Casper's Southridge Elementary Principal Sonya Tuttle speaks with teachers during a teacher development day in August 2021. (Dustin Bleizeffer/WyoFile)

Dustin BleizefferWyoFile

Wyoming teachers and staff may see an annual cost-of-living adjustment as lawmakers advanced a $25 million hike that would start in 2022. But it’s unclear how far that might go toward bringing salaries in line with a national average that has outpaced the state in recent years.

Wyoming’s average teacher salary is about 93% of the national average, according to the Legislative Service Office.

The Joint Education Interim Committee on Monday supported the “external cost adjustment” with nine yes votes, four no votes and one excused. Now it’s up to the Joint Appropriations Committee to decide whether to include the ECA as proposed by the Education Committee in a budget bill.

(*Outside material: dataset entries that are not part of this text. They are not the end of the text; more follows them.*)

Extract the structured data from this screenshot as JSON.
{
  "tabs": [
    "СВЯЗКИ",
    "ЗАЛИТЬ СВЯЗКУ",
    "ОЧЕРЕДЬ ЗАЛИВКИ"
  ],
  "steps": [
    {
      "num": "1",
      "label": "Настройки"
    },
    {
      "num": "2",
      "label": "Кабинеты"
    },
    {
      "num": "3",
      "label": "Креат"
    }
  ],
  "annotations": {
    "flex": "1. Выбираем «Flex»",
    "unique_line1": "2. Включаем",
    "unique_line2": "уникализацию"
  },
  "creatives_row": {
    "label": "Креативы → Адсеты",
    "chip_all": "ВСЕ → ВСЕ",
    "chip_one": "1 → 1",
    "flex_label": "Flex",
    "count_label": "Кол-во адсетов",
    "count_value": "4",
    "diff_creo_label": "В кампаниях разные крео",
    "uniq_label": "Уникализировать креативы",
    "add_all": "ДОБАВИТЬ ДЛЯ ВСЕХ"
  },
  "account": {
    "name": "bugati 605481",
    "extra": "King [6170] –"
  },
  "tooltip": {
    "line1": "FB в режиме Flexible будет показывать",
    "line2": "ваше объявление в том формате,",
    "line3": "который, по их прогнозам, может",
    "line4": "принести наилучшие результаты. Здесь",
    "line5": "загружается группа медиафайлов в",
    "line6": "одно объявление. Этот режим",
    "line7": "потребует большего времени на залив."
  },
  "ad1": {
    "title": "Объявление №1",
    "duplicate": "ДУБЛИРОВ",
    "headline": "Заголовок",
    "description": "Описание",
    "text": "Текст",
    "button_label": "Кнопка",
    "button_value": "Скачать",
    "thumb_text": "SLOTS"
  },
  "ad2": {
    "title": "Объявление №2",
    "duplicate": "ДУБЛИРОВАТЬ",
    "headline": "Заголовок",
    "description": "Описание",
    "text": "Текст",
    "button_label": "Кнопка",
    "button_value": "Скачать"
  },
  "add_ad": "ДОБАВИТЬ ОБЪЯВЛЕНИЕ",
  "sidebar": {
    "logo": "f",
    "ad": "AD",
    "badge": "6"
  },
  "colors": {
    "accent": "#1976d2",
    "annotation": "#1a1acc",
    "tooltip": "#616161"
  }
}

The average salary for Wyoming teachers today remains strong compared to neighboring states, according to a Legislative Service Office report. However, it has declined when compared to the national average and is now at the lowest comparative point in 10 years. 

“The actual salaries have shown little growth since 2012,” LSO consultant Christina Stoddard told lawmakers. “As a result, those teaching wages have fallen behind salaries in comparable occupations in Wyoming … from 96% to 85%.”

Although average teacher salaries in the state are competitive with neighboring states, advocates say Wyoming needs a better edge in the national market. That’s because the allure of teaching, in general, has eroded throughout the nation in recent years and especially since the pandemic, they say.

“On the national front, teachers have felt underappreciated, overworked and underpaid,” Wyoming Education Association Government Relations Director Tate Mullen told lawmakers. “These sentiments are shared by many educators in the state of Wyoming. The flat salaries, consistent threats to education funding, coupled with the high stress of teaching in our current atmosphere, they’ve had measurable impacts on our education system.”

To attract and maintain high-quality teachers in rural Wyoming requires paying a higher wage than surrounding states, Mullen said.

“If we maintain our current trajectory, it won’t be long before we have lost what little competitive edge that we still have,” Mullen said.

Joint Education Committee Co-Chairman Charles Scott (R-Casper) shares a concern with several other committee members that school districts already have enough funding and spending discretion to raise salaries for certain positions, he said.

The notion of a growing salary disadvantage, “maybe the evidence doesn’t support that,” said Scott, who voted against the ECA measure.   

The LSO report to the committee also showed that women still make up about 70% of the teaching workforce in Wyoming. It also suggests that stimulus dollars provided to school districts through the CARES Act and American Rescue Plan Act have not resulted in a significant number of new teaching positions in Wyoming.

“There’s not a lot of pressure coming from rising student enrollment,” Stoddard told lawmakers. “So I don’t anticipate you having to hire a big new crop of teachers due to increased student enrollment.”